One of Sagal's on-going targets of the night was the Bay Area's foodie culture, so imagine how much fun he and Chef Thomas Keller had playfully sparring. Sagal's main point of contention was the prices at Keller's Michelin-starred restaurants, but Keller was a good sport. The internationally lauded chef even brought signature amuse bouche from his Yountville kitchen for the panel, which silenced any jokes from Sagal only for the moment his mouth was full. Keller won the night when he also produced a bag of In-N-Out Burger when the amuse bouche did not sate the host, showing he was not only prepared to laugh at himself, he was just all around prepared.

Art Linkletter, Anyone?

In one of the night's more surreal running jokes, Roy Blount Jr. tried to make an elaborate quip about Art Linkletter work in the context of...actually, the context got lost because the author's reference was so bizarre and archaic.
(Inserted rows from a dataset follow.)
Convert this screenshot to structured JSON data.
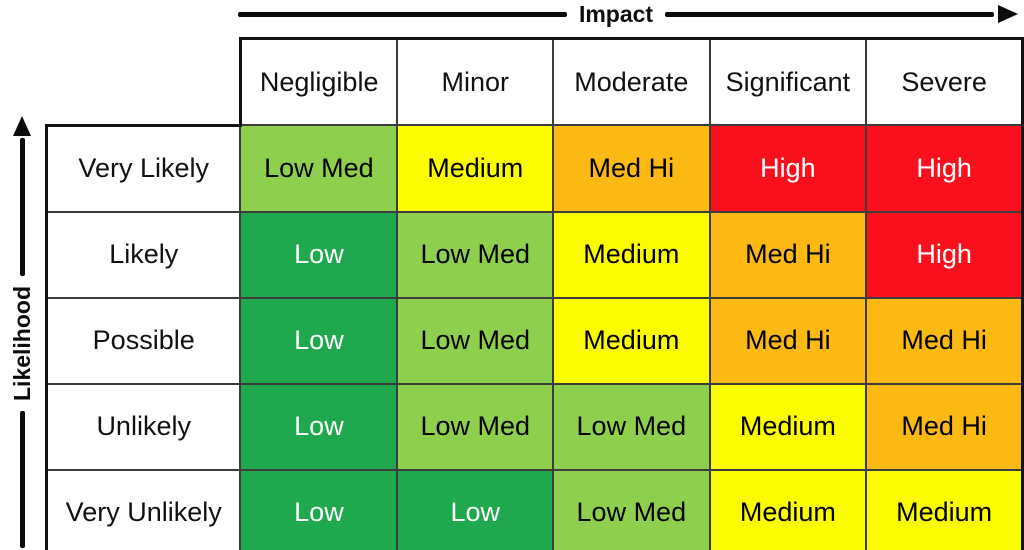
{
  "axes": {
    "impact_label": "Impact",
    "likelihood_label": "Likelihood"
  },
  "matrix": {
    "columns": [
      "Negligible",
      "Minor",
      "Moderate",
      "Significant",
      "Severe"
    ],
    "rows": [
      "Very Likely",
      "Likely",
      "Possible",
      "Unlikely",
      "Very Unlikely"
    ],
    "levels": {
      "low": {
        "label": "Low",
        "bg": "#1FA84D",
        "fg": "#FFFFFF"
      },
      "low-med": {
        "label": "Low Med",
        "bg": "#8ED04E",
        "fg": "#000000"
      },
      "medium": {
        "label": "Medium",
        "bg": "#FCFC00",
        "fg": "#000000"
      },
      "med-hi": {
        "label": "Med Hi",
        "bg": "#FCB813",
        "fg": "#000000"
      },
      "high": {
        "label": "High",
        "bg": "#FA0F1C",
        "fg": "#FFFFFF"
      }
    },
    "cells": [
      [
        {
          "label": "Low Med",
          "level": "low-med"
        },
        {
          "label": "Medium",
          "level": "medium"
        },
        {
          "label": "Med Hi",
          "level": "med-hi"
        },
        {
          "label": "High",
          "level": "high"
        },
        {
          "label": "High",
          "level": "high"
        }
      ],
      [
        {
          "label": "Low",
          "level": "low"
        },
        {
          "label": "Low Med",
          "level": "low-med"
        },
        {
          "label": "Medium",
          "level": "medium"
        },
        {
          "label": "Med Hi",
          "level": "med-hi"
        },
        {
          "label": "High",
          "level": "high"
        }
      ],
      [
        {
          "label": "Low",
          "level": "low"
        },
        {
          "label": "Low Med",
          "level": "low-med"
        },
        {
          "label": "Medium",
          "level": "medium"
        },
        {
          "label": "Med Hi",
          "level": "med-hi"
        },
        {
          "label": "Med Hi",
          "level": "med-hi"
        }
      ],
      [
        {
          "label": "Low",
          "level": "low"
        },
        {
          "label": "Low Med",
          "level": "low-med"
        },
        {
          "label": "Low Med",
          "level": "low-med"
        },
        {
          "label": "Medium",
          "level": "medium"
        },
        {
          "label": "Med Hi",
          "level": "med-hi"
        }
      ],
      [
        {
          "label": "Low",
          "level": "low"
        },
        {
          "label": "Low",
          "level": "low"
        },
        {
          "label": "Low Med",
          "level": "low-med"
        },
        {
          "label": "Medium",
          "level": "medium"
        },
        {
          "label": "Medium",
          "level": "medium"
        }
      ]
    ]
  }
}
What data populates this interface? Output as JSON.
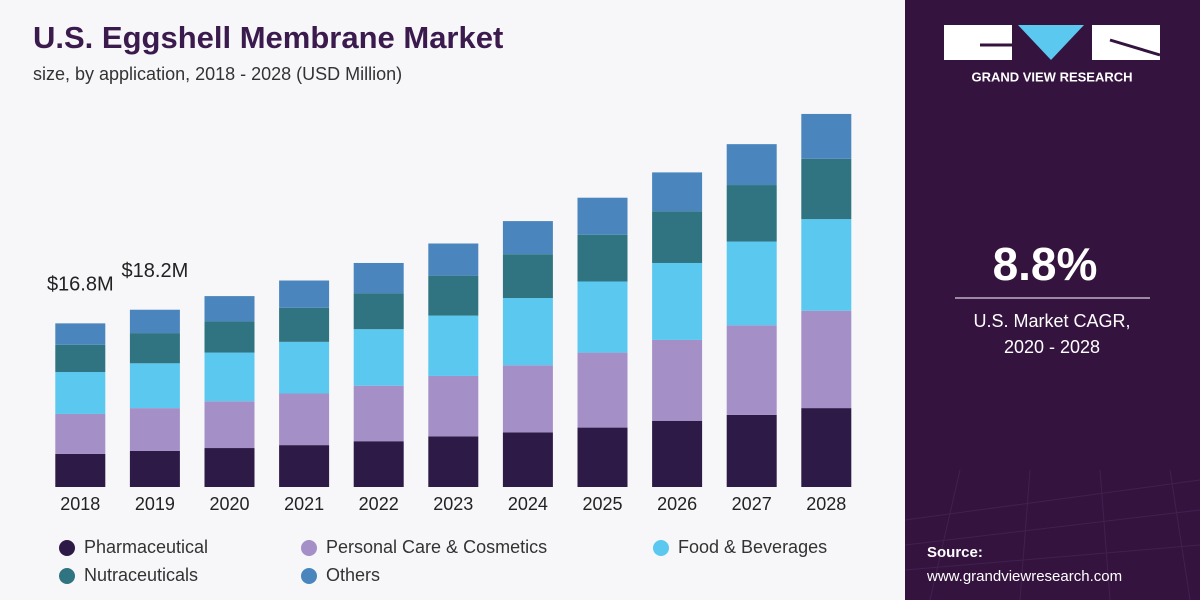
{
  "chart_data": {
    "type": "stacked-bar",
    "title": "U.S. Eggshell Membrane Market",
    "subtitle": "size, by application, 2018 - 2028 (USD Million)",
    "categories": [
      "2018",
      "2019",
      "2020",
      "2021",
      "2022",
      "2023",
      "2024",
      "2025",
      "2026",
      "2027",
      "2028"
    ],
    "series": [
      {
        "name": "Pharmaceutical",
        "color": "#2e1a47",
        "values": [
          3.4,
          3.7,
          4.0,
          4.3,
          4.7,
          5.2,
          5.6,
          6.1,
          6.8,
          7.4,
          8.1
        ]
      },
      {
        "name": "Personal Care & Cosmetics",
        "color": "#a48fc6",
        "values": [
          4.1,
          4.4,
          4.8,
          5.3,
          5.7,
          6.2,
          6.9,
          7.7,
          8.3,
          9.2,
          10.0
        ]
      },
      {
        "name": "Food & Beverages",
        "color": "#5bc8f0",
        "values": [
          4.3,
          4.6,
          5.0,
          5.3,
          5.8,
          6.2,
          6.9,
          7.3,
          7.9,
          8.6,
          9.4
        ]
      },
      {
        "name": "Nutraceuticals",
        "color": "#2f7480",
        "values": [
          2.8,
          3.1,
          3.2,
          3.5,
          3.7,
          4.1,
          4.5,
          4.8,
          5.3,
          5.8,
          6.2
        ]
      },
      {
        "name": "Others",
        "color": "#4a86bd",
        "values": [
          2.2,
          2.4,
          2.6,
          2.8,
          3.1,
          3.3,
          3.4,
          3.8,
          4.0,
          4.2,
          4.6
        ]
      }
    ],
    "annotations": [
      {
        "category": "2018",
        "value": 16.8,
        "label": "$16.8M"
      },
      {
        "category": "2019",
        "value": 18.2,
        "label": "$18.2M"
      }
    ],
    "ylim": [
      0,
      38.5
    ]
  },
  "side_panel": {
    "brand": "GRAND VIEW RESEARCH",
    "cagr": "8.8%",
    "cagr_caption": [
      "U.S. Market CAGR,",
      "2020 - 2028"
    ],
    "source_label": "Source:",
    "source_url": "www.grandviewresearch.com"
  }
}
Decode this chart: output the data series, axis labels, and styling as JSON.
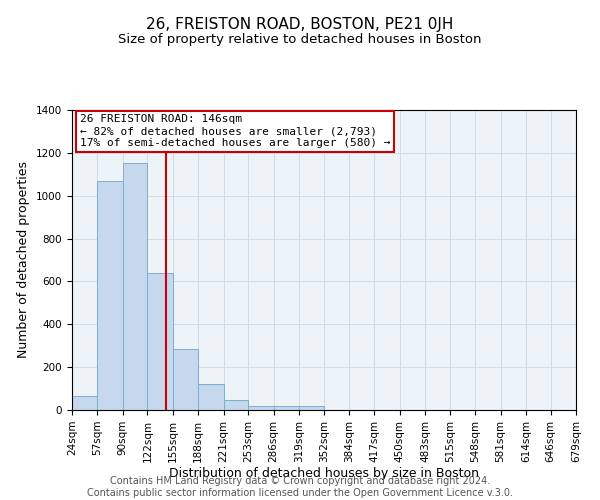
{
  "title": "26, FREISTON ROAD, BOSTON, PE21 0JH",
  "subtitle": "Size of property relative to detached houses in Boston",
  "xlabel": "Distribution of detached houses by size in Boston",
  "ylabel": "Number of detached properties",
  "bar_color": "#c5d8ed",
  "bar_edge_color": "#7aaed0",
  "grid_color": "#d0dce8",
  "background_color": "#eef3f8",
  "vline_x": 146,
  "vline_color": "#cc0000",
  "annotation_box_color": "#cc0000",
  "annotation_lines": [
    "26 FREISTON ROAD: 146sqm",
    "← 82% of detached houses are smaller (2,793)",
    "17% of semi-detached houses are larger (580) →"
  ],
  "bin_edges": [
    24,
    57,
    90,
    122,
    155,
    188,
    221,
    253,
    286,
    319,
    352,
    384,
    417,
    450,
    483,
    515,
    548,
    581,
    614,
    646,
    679
  ],
  "bin_counts": [
    65,
    1070,
    1155,
    638,
    285,
    120,
    48,
    20,
    20,
    18,
    0,
    0,
    0,
    0,
    0,
    0,
    0,
    0,
    0,
    0
  ],
  "ylim": [
    0,
    1400
  ],
  "yticks": [
    0,
    200,
    400,
    600,
    800,
    1000,
    1200,
    1400
  ],
  "footer_lines": [
    "Contains HM Land Registry data © Crown copyright and database right 2024.",
    "Contains public sector information licensed under the Open Government Licence v.3.0."
  ],
  "annotation_fontsize": 8.0,
  "title_fontsize": 11,
  "subtitle_fontsize": 9.5,
  "footer_fontsize": 7,
  "xlabel_fontsize": 9,
  "ylabel_fontsize": 9,
  "tick_fontsize": 7.5
}
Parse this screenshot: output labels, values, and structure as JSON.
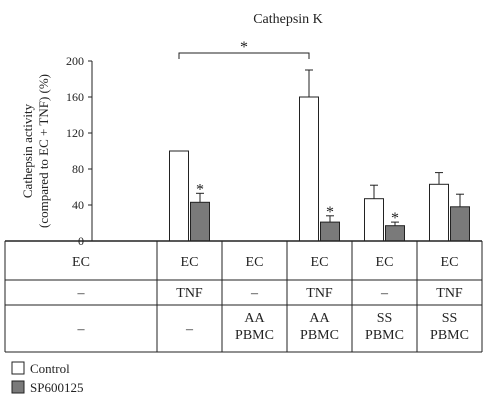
{
  "chart_data": {
    "type": "bar",
    "title": "Cathepsin K",
    "ylabel_lines": [
      "Cathepsin activity",
      "(compared to EC + TNF) (%)"
    ],
    "xlabel": "",
    "ylim": [
      0,
      200
    ],
    "yticks": [
      0,
      40,
      80,
      120,
      160,
      200
    ],
    "grid": false,
    "legend_position": "bottom-left",
    "categories": [
      {
        "cell": "EC",
        "treatment": "–",
        "pbmc": [
          "–"
        ]
      },
      {
        "cell": "EC",
        "treatment": "TNF",
        "pbmc": [
          "–"
        ]
      },
      {
        "cell": "EC",
        "treatment": "–",
        "pbmc": [
          "AA",
          "PBMC"
        ]
      },
      {
        "cell": "EC",
        "treatment": "TNF",
        "pbmc": [
          "AA",
          "PBMC"
        ]
      },
      {
        "cell": "EC",
        "treatment": "–",
        "pbmc": [
          "SS",
          "PBMC"
        ]
      },
      {
        "cell": "EC",
        "treatment": "TNF",
        "pbmc": [
          "SS",
          "PBMC"
        ]
      }
    ],
    "series": [
      {
        "name": "Control",
        "color": "#ffffff",
        "values": [
          0,
          100,
          0,
          160,
          47,
          63
        ],
        "errors": [
          0,
          0,
          0,
          30,
          15,
          13
        ],
        "sig": [
          "",
          "",
          "",
          "",
          "",
          ""
        ]
      },
      {
        "name": "SP600125",
        "color": "#7a7a7a",
        "values": [
          0,
          43,
          0,
          21,
          17,
          38
        ],
        "errors": [
          0,
          10,
          0,
          7,
          4,
          14
        ],
        "sig": [
          "",
          "*",
          "",
          "*",
          "*",
          ""
        ]
      }
    ],
    "bracket": {
      "from_category": 1,
      "to_category": 3,
      "label": "*"
    }
  }
}
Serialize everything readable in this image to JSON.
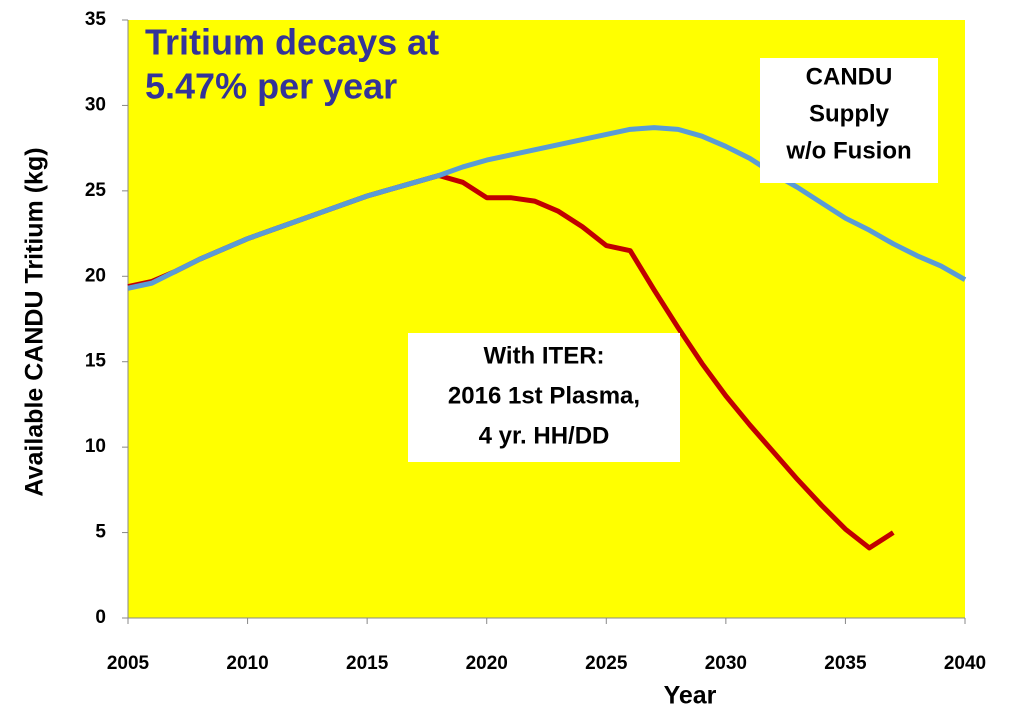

As Blount struggled to eventually find a way to make the Kids Say the Darndest Things host into some kind of punch-line throughout the evening, it became apparent it was actually the perfect example of NPR humor. Get a grandfatherly writer to make an old-timey reference for a dose of Americana quaintness on the airwaves and everyone laughs in nodding affection. For the record, Linkletter was VERY big in family programming in the '60s, so take that, young people!

Upcoming Local Guests

This week, local drag impresario Peaches Christ will be taking the Not My Job guest spot. If you can still score black market tickets to the show, it'll be a treat to see what she wears for the radio.

And the final NMJ guest will be Amy Tan, so be prepared for some kind of stunt where she will either have to specify parts of the skeleton as an homage to The Bonesetter's Daughter or name that serotonin for a Joy Luck Club rapid-fire round.